Con le dovute proporzioni (perché i Marduk non cambieranno le sorti del rock, ma nemmeno quelle del black metal), l’ascoltatore di “Nightwing” si imbatte in un discorso analogo. Anzitutto un plauso alla incredibile title-track, che, posta al centro esatto della scaletta, funge da trait d’union fra le due facciate. Non ritengo che il leader Morgan Steinmeyer Hakansson sia il chitarrista più ispirato delle fosche lande del black metal, ma in questo brano si supera, sfoggiando uno dei riff più coinvolgenti della sua produzione artistica. Su quello stesso riff si stampa lo screaming lacerante di Legion che nella prima strofa recita “Nightwing – Fly across the sky” e più avanti, sempre sullo stesso riff, “Nightwing – storm through eternity”. Come a dire che il Male è ovunque, il Male è eterno. Ed il dinamismo del pezzo (epico all’inverosimile) va a supportare questa sensazione, facendoci immaginare il Male come un Angelo oscuro che sfreccia in cieli notturni attraverso lo spazio e le epoche: un simbolico ponte spazio-temporale che ci permette di accedere alla seconda parte dell’album, quella dedicata al principe Vlad “l’Impalatore” (denominata “Chapter II: The Warlord of Wallakia”).

Qui la nostra calata in un passato cruento e sanguinario ha inizio: “Dreams of Blood and Iron” richiama proprio quella “Dracul Va Domini Din Nou in Transilvania” dell’album precedente, da cui il concept aveva preso avvio: incedere marziale della chitarra, tempi solenni, lo strepitare furibondo di Legion (di blast-beat nemmeno l’ombra). Se il classico “brano lento e d’atmosfera” c’è sempre stato in un album dei Marduk, sarà una piacevole sorpresa sentir partire, senza stacchi, il brano seguente, “Dracole Wayda”, che non accenna ad accelerare i tempi, ma anzi li mantiene lenti e possenti, con un bell’intermezzo in stile Morbid Angel “fangosi e schiacciasassi”. Certo, chiedere un ulteriore brano lento ai Marduk sarebbe stato troppo e dunque, a spezzare l’atmosfera (come aveva fatto “The Secret Life of Arabia”, questa volta però portando non sole ma sangue!) troviamo una killer-song come “Kaziclu Bey (The Lord Impaler)”. Il conoscitore dei Marduk del resto sa che due pezzi lenti sono stati anche troppi e che dunque c’è da aspettarsi un finale di album senza sconti quanto a melodia e “carinerie”, ed invece ecco che si materializza un mesto arpeggio (elettrificato, of course) che introduce l’ottima “Deme Quanen Thyrane”, la quale presto si impennerà in una nuova terribile sfuriata, per poi placarsi nuovamente nella porzione conclusiva. A chiudere le danze, a rincarare la dose per i più scettici, Anno Domini 1476, l’episodio più evocativo del lotto: drumming marziale, Legion declamatorio, cori ed orchestrazioni da operetta delle tenebre in dissolvenza, una vera chicca per palati sanguinanti!
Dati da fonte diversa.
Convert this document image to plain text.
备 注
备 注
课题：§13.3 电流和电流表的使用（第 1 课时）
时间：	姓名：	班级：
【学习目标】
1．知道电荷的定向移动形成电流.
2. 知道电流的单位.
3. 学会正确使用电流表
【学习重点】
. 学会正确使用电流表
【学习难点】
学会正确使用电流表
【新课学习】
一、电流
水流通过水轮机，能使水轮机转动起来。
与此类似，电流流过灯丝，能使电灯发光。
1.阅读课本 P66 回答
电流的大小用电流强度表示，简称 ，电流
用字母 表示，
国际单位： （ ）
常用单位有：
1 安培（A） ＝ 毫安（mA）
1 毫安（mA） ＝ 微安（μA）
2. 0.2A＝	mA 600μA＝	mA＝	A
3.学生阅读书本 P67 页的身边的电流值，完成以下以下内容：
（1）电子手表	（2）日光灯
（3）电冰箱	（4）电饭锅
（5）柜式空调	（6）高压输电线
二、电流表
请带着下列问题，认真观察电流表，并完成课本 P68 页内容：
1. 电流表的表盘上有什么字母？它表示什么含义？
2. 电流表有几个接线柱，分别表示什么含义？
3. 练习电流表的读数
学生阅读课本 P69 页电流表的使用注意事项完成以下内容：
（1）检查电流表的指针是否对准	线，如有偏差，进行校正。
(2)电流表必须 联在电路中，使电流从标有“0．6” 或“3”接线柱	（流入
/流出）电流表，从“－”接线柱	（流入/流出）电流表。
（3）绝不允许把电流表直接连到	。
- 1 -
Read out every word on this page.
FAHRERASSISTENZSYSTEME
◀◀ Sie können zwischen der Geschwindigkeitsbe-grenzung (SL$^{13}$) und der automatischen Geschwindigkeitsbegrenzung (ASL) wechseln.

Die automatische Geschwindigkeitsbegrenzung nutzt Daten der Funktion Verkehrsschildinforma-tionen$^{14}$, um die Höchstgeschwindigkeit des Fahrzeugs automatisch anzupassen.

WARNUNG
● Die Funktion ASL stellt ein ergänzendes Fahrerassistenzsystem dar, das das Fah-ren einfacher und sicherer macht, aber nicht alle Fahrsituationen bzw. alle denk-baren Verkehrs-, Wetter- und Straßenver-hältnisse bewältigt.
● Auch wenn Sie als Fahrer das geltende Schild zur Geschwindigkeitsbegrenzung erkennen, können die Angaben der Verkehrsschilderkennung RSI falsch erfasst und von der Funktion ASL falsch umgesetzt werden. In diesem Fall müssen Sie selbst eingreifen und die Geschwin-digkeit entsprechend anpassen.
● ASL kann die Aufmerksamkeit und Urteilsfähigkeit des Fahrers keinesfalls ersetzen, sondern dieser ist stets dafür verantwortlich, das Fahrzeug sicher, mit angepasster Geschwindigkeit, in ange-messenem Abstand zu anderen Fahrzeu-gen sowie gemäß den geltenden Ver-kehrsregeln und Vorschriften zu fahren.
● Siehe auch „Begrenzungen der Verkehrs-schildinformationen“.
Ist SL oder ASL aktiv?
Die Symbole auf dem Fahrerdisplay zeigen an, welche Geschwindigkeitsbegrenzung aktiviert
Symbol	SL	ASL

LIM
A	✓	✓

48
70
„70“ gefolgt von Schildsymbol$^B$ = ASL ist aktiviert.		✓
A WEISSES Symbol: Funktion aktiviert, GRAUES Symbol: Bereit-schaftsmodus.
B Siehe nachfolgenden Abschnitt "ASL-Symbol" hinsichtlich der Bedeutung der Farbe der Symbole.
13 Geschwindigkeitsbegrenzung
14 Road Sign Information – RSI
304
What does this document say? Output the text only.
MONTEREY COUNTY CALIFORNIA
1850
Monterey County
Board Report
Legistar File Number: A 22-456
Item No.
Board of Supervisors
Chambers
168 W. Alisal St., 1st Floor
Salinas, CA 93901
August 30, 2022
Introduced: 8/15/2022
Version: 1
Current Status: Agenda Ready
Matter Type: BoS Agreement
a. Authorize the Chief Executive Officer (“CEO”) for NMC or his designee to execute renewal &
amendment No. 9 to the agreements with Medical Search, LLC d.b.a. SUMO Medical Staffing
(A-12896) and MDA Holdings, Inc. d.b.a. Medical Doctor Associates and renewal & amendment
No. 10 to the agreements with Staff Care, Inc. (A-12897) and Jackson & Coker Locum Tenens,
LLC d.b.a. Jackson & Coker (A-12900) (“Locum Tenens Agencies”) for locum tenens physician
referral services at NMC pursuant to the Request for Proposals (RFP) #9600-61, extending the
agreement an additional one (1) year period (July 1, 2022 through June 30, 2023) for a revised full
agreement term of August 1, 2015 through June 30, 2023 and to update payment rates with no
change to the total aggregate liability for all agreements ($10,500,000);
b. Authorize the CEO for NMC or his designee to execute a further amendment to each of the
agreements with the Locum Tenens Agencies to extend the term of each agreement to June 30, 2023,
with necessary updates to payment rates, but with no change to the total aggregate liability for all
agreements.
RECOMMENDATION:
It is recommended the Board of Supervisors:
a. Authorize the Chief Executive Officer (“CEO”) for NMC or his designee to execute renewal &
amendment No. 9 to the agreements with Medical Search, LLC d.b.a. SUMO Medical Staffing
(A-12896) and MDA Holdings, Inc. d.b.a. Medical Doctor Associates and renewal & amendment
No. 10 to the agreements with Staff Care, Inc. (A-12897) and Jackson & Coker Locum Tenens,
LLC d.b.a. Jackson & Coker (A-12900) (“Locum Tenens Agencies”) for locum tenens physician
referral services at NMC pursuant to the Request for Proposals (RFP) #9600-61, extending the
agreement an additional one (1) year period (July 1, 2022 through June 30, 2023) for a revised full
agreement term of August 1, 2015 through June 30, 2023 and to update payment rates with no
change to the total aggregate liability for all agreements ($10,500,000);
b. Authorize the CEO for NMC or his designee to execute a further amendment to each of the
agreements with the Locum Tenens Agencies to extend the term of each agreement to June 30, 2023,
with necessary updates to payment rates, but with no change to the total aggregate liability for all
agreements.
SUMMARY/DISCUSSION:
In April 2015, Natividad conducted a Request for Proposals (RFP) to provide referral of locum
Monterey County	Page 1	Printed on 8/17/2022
Se dunque “Heroes” ha rappresentato il simbolo più vivido della rinascita per un Bowie che veniva da uno dei suoi periodi peggiori (la fase post-glam caratterizzata da droghe, cali ispirativi ed ansia da prestazione), e se proprio nel testo della emblematica title-track si va a celebrare la speranza, perché in fondo “tutti noi possiamo essere eroi, almeno per un giorno”, “Nightwing”, in modo speculare, va a celebrare il trionfo, sempre ed ovunque, del Male, perché, “io sono l’Oscurità ed anche tu lo sarai, se con me cavalcherai l’Ala della Notte”. Insomma, nel bene o nel male, c’è speranza per tutti, buoni e cattivi!